Un “piano industriale” per Roma. Quali priorità di investimento?

Finalmente le acque si muovono. Il tavolo sul rilancio economico di Roma voluto dal ministro Calenda porta in primo piano la necessità di elaborare un piano industriale per la città. Dopo anni di indifferenza e di approssimazione, si torna a parlare di investimenti e di sviluppo, due termini che sembravano usciti dal vocabolario dei romani. La necessità di aprire un tavolo interistituzionale girava nell’aria già da diversi mesi. Lo start up iniziale è partito da Economy Dem, il circolo tematico di economia del PD Roma. Il primo tavolo di confronto con le associazioni d’impresa e i sindacati è stato infatti organizzato da Economy Dem al Nazareno il 15 febbraio 2017.  Sono seguite altre riunioni, la formulazione di un questionario e l’elaborazione di un documento di sintesi. Ciò ha sicuramente influito sul dibattito che è seguito dopo. Da allora, sui giornali, appariva la richiesta da parte di più soggetti istituzionali di aprire tavoli specifici sulla situazione economica di Roma.

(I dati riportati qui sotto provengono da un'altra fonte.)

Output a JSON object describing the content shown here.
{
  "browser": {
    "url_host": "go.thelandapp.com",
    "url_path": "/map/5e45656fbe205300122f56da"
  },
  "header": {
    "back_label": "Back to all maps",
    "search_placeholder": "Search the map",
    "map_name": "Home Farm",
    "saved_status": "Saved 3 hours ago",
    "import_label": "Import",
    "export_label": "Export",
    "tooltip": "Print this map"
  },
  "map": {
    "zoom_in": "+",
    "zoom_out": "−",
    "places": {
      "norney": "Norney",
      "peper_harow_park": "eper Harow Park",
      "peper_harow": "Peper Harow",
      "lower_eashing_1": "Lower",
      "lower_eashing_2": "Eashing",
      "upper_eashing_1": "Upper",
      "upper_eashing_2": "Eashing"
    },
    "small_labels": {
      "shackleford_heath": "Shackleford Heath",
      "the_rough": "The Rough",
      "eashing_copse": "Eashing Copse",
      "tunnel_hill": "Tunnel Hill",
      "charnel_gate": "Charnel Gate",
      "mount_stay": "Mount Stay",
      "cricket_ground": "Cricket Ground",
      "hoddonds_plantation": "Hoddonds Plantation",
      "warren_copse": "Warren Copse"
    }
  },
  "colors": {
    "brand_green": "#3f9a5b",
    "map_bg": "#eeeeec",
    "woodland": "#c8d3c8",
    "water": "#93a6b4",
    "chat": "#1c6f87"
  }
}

Indubbiamente dialogare fa bene. Le istituzioni, le imprese e i sindacati dovrebbero farlo più spesso. Specialmente in una città come Roma che perde colpi ogni giorno. Basta fare un confronto con Milano per capirlo. Il PIL del capoluogo lombardo è cresciuto negli ultimi anni dell’1%, mentre quello di Roma si diminuito del 6%. Il valore aggiunto, ovvero la ricchezza prodotta, a Roma si è ridimensionata del 5% rispetto a Milano, dove l’incremento è stato dell’1,5%. A Roma l’economia decresce lentamente, e il trend negativo coinvolge simultaneamente il commercio, l’industria, l’edilizia e il settore agroalimentare. Le grandi aziende vedono diminuire i loro ricavi, le PMI perdono il livello di qualità, le famiglie si impoveriscono e le periferie avanzano. Perché tutto questo?

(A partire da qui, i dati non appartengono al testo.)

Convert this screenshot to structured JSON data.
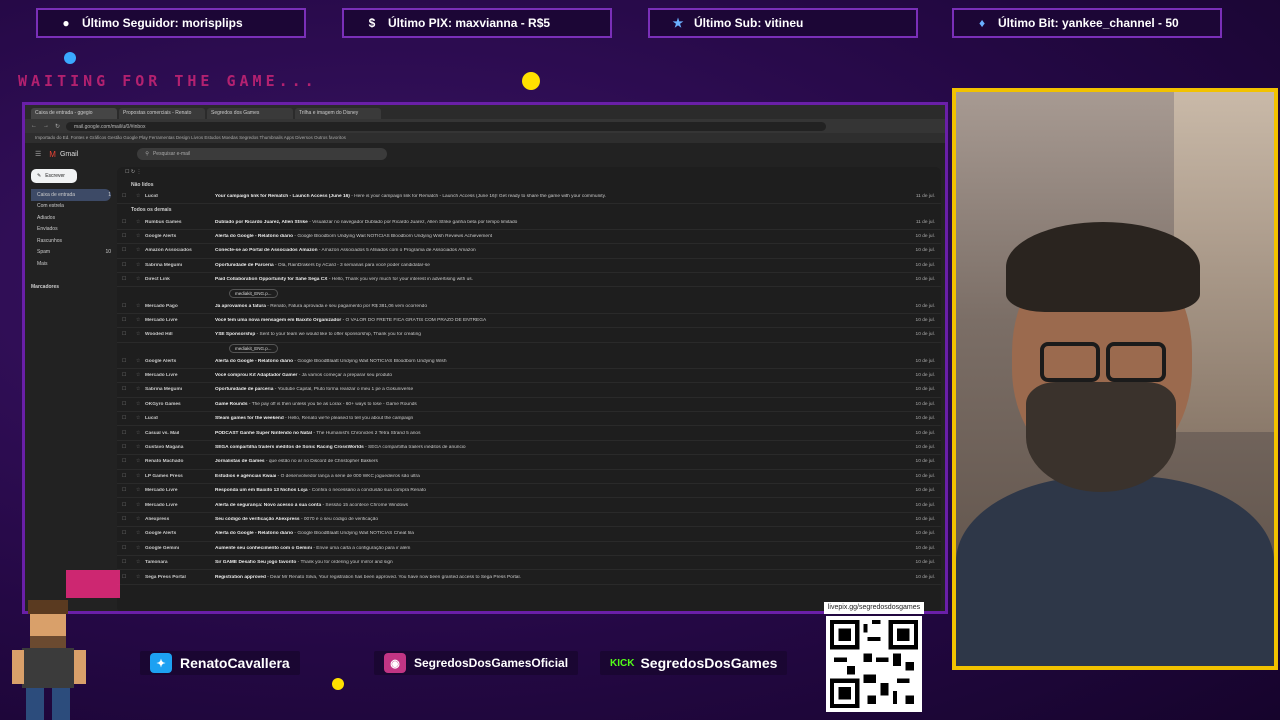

Indubbiamente a Roma è mancata una visione. E’ mancata la capacità di programmare una linea d’azione avanzata sul piano economico. Si gestisce l’economia per intuito, seguendo le emergenze del momento, senza scegliere le priorità strategiche di investimento. E’ l’inverso di quanto avviene in molte città dell’Europa del nord o in alcuni Paesi asiatici. Dopo molti anni di lassismo programmatico, i risultati sono sotto gli occhi di tutti: perdita di spirito imprenditoriale, incapacità di fare rete, de-professionalizzazione del management e burocratizzazione diffusa. Tutto ciò ha condotto all’incapacità di “fare sistema”, il primo pilastro su cui si gioca la competitività al livello globale. Ne viene fuori un tessuto economico farraginoso e pieno di fori. Investire in queste condizioni è sempre più difficile: le risorse si perdono nel vuoto. Roma è diventata un “colabrodo industriale”.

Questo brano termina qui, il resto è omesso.